[RFC][PATCH v3 5/5] mm/zsmalloc: reduce the number of huge classes

From: Sergey Senozhatsky
Date: Thu Mar 03 2016 - 09:48:45 EST


From: Sergey Senozhatsky <sergey.senozhatsky.work@xxxxxxxxx>

The existing limit of max 4 pages per zspage sets a tight limit
on ->huge classes, which results in increased memory consumption.
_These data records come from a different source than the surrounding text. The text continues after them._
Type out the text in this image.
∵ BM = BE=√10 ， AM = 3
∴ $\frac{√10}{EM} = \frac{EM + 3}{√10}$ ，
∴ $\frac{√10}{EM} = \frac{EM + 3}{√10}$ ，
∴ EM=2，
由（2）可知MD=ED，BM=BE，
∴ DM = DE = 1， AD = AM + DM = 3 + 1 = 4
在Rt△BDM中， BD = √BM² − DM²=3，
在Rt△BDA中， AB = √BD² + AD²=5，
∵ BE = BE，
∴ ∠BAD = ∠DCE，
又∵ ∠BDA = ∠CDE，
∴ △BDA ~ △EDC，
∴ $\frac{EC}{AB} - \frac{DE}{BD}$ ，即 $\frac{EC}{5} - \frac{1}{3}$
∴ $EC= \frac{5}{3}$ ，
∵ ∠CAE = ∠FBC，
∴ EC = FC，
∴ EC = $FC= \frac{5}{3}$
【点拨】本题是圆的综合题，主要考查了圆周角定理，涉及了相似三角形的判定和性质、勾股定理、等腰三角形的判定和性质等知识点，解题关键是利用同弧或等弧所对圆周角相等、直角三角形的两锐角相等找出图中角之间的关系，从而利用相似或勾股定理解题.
On x86_64, PAGE_SHIFT 12, ->huge class_size range is 3280-4096.
Each ->huge zspage has only one order-0 page and can store only
one object, so in the huge classes increase zsmalloc memory usage.
For instance, we store 3408 bytes objects as PAGE_SIZE objects,
while in fact each of those objects has 4096 - 3408 = 688 bytes
of spare space, so 5 objects will have 5*688 bytes of spare
space - enough to store an additional 3408 bytes objects with out
requesting a new order-0 page. In general, turning a ->huge class
into a normal will save PAGE_SIZE bytes every time
"PAGE_SIZE/(PAGE_SIZE - CLASS_SIZE)"-th object is stored.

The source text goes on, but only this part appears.